If this describes you, perhaps you are wondering whether you can be forgiven.  Some even ask, “Have I committed the unpardonable sin?”  The good news is that God loves you and Christ Jesus died for your sins—including the sin of adultery—when He hung on the cross!  The Bible says that Jesus “gave Himself for our sins so that He might rescue us from this present evil age” (Gal. 1:4).  He “bore our sins in His body” when He died on the cross (1 Peter 2:24)!  “Christ also died for sins once for all, the just for the unjust, so that He might bring us to God” (3:18).  You can be forgiven of adultery and every other sin through the Lord Jesus Christ!  Even if you have made this serious offence in the past, you may be completely forgiven by a loving God!

The key in coming to Christ is your willingness to turn from your sins.  “He who confesses and forsakes them will find compassion” (Prov. 28:13).  Peter said, “Repent and return, so that your sins may be wiped away” (Acts 3:18).  This means that we must have a changed attitude toward sexual immorality—including adultery and every other sin.  We must be willing to turn from those sins and determine not to commit adultery again.  We must leave our adulterous relationships behind and begin to live a pure life before God.  We must believe in the Lord Jesus Christ and be baptized into His death, denying ourselves and calling on Him as Lord, completely submitting ourselves to the will of God (John 3:14-18, 36; Mark 8:34-37; Acts 22:16; Rom. 6:3-11).

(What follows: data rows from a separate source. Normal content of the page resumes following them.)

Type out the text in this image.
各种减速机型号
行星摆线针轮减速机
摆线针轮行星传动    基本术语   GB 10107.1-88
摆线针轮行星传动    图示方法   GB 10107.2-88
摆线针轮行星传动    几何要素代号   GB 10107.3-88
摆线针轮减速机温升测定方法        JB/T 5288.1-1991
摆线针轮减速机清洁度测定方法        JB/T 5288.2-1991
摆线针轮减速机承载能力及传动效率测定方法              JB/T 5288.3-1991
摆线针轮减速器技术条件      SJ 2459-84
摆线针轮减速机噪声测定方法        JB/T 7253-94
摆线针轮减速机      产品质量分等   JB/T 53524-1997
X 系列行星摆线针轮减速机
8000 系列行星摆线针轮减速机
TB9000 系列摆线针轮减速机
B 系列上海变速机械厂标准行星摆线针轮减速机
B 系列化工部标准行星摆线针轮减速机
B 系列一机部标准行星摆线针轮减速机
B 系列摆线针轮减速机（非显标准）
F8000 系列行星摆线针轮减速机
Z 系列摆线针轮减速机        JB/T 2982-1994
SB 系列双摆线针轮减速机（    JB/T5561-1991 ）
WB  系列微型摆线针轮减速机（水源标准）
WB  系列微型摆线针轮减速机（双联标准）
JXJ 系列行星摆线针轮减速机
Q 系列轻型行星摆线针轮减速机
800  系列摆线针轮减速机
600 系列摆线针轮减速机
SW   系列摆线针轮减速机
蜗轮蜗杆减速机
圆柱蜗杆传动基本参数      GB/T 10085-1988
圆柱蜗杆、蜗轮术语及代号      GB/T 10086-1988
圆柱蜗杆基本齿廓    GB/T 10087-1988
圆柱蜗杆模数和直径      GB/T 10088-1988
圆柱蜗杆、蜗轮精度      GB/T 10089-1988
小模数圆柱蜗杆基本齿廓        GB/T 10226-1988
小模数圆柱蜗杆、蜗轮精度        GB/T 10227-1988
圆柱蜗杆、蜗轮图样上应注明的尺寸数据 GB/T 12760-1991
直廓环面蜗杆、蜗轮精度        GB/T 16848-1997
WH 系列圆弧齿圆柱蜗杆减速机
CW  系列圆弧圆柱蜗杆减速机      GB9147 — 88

Is there really forgiveness for you?  Yes, there can be—if you repent and turn from your adultery and every other sin against God.  Some of the Corinthians had been guilty of adultery, homosexuality, fornication, and other sins, but they had been willing to repent and turn from this lifestyle.  Paul writes, “Such [sinners] were some of you; but you were washed [cleansed from adultery], but you were sanctified [separated from sin], but you were justified [accepted as righteous] in the name of the Lord Jesus Christ and in the Spirit of our God” (1 Cor. 6:11).  When we are forgiven of sexual immorality, we must be determined to escape from it at all times.  Paul writes, “Flee immorality!” (1 Cor. 6:18).  “Flee from youthful lusts and pursue righteousness, faith, love and peace” (2 Tim. 2:22).

Jesus said that some people must totally forsake all romantic relationships to escape the trap of immorality or adultery.  God sometimes requires that we sacrifice what we passionately desire in order to have an eternal relationship with Him (cf. Phil. 3:7-11).  We must even put Christ before all human relationships (cf. Matt. 10:34-38; Luke 14:26-27).  You may need to give up your “affair.”  You may need to give up a spouse who rightfully doesn’t belong to you.  You may need to live in perpetual celibacy, renouncing all sexual expression—until your former mate dies, after which you would be permitted to enter a second marriage apart from adultery, if you desire (Matt. 19:12; Rom. 7:3; 1 Cor. 7:39).

It is true that you may need to take extreme measures to avoid wrongful sexual expression, since our sexuality is a natural part of our lives and since we are living in such a sexually-saturated society.  Jesus said that we must even avoid lustful or sexual looking at another person—which, in God’s sight, is the same as the act of adultery (Matt. 5:27-31).  Some people have “eyes full of adultery that never cease from sin” (2 Pet. 2:14).  We must avoid pictures, books, movies, music, the internet, and every other factor that stimulates inner passions and results in “mental adultery” that will condemn us.  If we renounce all forms of adultery and other sins, God is willing to forgive us and give us the power to overcome this pervasive sin.  You will have the strength and ability to live for God even in an immoral world (cf. Rom. 8:13; Gal. 5:24-25; Eph. 3:16).  But it will be worth it in the end!  We will receive eternal life, enter the city of God, and enter His wonderful Kingdom one day—if we endure to the end (Mark 13:13; Rev. 2:10-11; 21:1-8).